In addition to utilizing the global sensor network to access realtime, current, and future weather, we can also use these sources to project the effects of the weather across a wide spectrum of human activities. As such, satellite remote sensing has become an indispensable tool for researchers in the Earth observation community.
Remote sensing is just what the name implies: a suite of tools for accessing information about a subject without actually “touching” it. Remote sensing devices range from your own eyes to satellites in orbit hundreds of miles above the surface.
Many of these Earth-orbiting satellites are in continuous data acquisition and transmission mode, capturing everything from ocean temperatures, to land reflectance at the surface of the Earth, to global chlorophyll production.

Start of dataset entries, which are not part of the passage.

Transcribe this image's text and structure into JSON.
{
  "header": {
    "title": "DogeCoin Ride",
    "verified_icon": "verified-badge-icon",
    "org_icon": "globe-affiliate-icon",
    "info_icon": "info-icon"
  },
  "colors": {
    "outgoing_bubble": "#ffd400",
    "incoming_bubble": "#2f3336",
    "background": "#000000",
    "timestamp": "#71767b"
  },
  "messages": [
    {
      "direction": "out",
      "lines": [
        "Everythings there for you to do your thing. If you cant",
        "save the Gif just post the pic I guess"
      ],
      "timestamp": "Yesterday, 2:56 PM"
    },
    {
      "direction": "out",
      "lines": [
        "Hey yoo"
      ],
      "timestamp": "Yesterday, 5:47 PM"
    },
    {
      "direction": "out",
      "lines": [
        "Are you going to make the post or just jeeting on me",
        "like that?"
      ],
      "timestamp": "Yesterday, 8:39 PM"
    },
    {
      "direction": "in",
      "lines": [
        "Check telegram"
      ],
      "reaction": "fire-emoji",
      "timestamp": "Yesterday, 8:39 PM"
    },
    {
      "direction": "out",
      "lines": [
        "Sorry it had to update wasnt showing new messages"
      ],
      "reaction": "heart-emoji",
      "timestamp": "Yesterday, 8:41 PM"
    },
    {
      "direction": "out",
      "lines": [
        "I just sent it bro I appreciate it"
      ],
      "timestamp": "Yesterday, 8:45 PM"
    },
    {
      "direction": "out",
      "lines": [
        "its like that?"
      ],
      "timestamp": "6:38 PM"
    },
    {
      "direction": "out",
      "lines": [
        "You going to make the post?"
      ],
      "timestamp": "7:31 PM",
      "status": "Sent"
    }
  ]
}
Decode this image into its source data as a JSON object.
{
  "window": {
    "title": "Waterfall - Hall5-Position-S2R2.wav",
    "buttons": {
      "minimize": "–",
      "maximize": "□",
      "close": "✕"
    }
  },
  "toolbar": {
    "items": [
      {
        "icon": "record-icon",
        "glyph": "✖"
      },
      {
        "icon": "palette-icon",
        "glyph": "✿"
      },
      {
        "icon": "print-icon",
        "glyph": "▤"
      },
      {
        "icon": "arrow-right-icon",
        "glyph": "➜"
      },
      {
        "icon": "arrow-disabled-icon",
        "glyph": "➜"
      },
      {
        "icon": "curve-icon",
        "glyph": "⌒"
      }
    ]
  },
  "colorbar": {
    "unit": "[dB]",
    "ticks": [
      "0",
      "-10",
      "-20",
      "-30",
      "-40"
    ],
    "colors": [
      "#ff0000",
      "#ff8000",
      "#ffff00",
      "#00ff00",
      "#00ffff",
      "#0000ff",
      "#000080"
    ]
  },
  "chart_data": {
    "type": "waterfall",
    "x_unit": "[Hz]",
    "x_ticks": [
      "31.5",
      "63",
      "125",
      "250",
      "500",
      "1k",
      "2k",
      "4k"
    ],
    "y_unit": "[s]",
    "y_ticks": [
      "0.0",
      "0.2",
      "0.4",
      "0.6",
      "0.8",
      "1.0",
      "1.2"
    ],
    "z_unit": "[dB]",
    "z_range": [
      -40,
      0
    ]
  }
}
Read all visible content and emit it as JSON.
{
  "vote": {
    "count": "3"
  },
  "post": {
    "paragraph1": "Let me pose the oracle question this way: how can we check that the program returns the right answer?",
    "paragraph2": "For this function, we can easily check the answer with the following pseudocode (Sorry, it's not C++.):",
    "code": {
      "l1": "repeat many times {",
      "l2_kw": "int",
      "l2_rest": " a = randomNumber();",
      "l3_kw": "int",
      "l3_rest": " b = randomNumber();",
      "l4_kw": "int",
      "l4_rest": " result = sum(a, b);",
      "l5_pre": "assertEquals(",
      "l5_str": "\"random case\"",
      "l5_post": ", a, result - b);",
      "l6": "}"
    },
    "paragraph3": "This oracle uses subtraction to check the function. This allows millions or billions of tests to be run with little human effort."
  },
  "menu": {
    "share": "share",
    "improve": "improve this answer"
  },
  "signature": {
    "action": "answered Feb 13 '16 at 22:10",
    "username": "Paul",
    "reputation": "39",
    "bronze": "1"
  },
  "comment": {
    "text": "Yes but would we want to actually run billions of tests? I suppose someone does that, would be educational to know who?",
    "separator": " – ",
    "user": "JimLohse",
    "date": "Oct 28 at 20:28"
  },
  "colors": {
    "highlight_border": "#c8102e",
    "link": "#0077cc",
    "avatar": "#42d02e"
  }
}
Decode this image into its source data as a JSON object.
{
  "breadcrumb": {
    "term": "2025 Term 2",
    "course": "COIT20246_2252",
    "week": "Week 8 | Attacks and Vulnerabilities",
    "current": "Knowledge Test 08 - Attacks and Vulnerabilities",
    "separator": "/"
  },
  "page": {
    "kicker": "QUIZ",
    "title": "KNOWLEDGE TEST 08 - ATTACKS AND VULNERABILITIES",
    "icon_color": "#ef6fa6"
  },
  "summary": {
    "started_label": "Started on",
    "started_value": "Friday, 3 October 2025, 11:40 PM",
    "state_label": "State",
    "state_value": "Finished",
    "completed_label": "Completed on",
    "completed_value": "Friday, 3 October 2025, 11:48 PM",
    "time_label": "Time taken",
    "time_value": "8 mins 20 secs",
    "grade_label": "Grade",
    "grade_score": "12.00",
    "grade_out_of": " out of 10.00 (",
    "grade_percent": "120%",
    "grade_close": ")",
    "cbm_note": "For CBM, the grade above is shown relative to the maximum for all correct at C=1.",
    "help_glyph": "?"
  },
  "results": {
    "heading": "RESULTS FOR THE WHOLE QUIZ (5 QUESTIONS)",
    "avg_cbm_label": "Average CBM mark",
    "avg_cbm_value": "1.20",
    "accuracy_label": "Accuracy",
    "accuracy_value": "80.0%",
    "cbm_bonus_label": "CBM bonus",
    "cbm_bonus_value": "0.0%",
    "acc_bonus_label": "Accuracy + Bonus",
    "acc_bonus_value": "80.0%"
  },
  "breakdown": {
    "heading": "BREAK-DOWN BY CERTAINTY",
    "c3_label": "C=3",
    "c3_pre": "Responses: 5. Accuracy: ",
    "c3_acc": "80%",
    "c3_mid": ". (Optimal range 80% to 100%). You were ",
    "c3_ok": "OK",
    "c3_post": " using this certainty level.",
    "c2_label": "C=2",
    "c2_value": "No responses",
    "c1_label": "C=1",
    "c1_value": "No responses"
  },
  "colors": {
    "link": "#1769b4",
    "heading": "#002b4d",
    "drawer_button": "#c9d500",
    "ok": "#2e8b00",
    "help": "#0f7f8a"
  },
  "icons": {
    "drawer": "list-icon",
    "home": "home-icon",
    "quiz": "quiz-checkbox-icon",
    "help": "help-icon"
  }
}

Each of these satellites is equipped with a variety of instruments, which collect very specific segments of information contained in the various bands of the electromagnetic spectrum. Users then, depending on their area of interest, will take the digital data and construct profiles of their study area, analyzing individual or composite band data and building time series profiles so that these databases can start to tell a story.
One of the most common multispectral analyses uses information derived in the near infrared and visible (red) spectral regions, called the Normalized Difference Vegetation Index, or NDVI, which can be viewed as a “greenness index.” The higher the value on the scale, the more photosynthetically active the surface vegetation is, which can be used as an indicator of vegetation health. Whether the objective is to assess the health of crops in a specific growing region or across an entire continent, this index is a good indicator of how a crop region may be progressing, and where appropriate, crop failures can start to be identified. This year, the NDVI was used as an important proxy for agricultural health in India as the image below shows.
Within the graphic, the smaller image to the left shows the NDVI in July of 2009, and the smaller image on the right is the index one year later.
India is a country where agriculture and related industries make up a large part of domestic economic activity, and is therefore largely dependent on the health of the annual monsoon rains. This is not just for those directly involved in agriculture — the nation’s agrarian base consists of millions of independent farmers, who are the primary consumers of the goods purchased by the secondary industries, such as automobiles and motor scooters. So a poor monsoon not only means the potential for food shortages and less revenue for farmers, it also means less income to support other segments of India”s economy.
In 2009, the Monsoon was officially declared a “failure” (see image below left) as seasonal rainfall totals for the country came in 22 percent below normal. In the midst of a poor global macroeconomic picture, the lack of rains last year could not be repeated. This year has produced a much better monsoon (below right), and fortunately, Weather Trends clients were able to make longer range decisions with this forecast in mind. While 2010 is not a complete recovery, as India’s north eastern states are still low, the pattern has been much more beneficial to the agricultural sector in the central and southern states.
Just receiving more rain does not necessarily mean economic recovery, so we look to the NDVI to measure the change. As we can see, the year-over-year images reflect the better ground conditions with the “greenness” across central and southern India indicating better crop potential.
The NASA Ocean Color Web is a treasure trove of research-grade data that can be used to analyze these environmental variables, and combinations of these data sources can lead to the construction of new indices that may be used an stand-alone analyses, or for incorporation into longer time series models.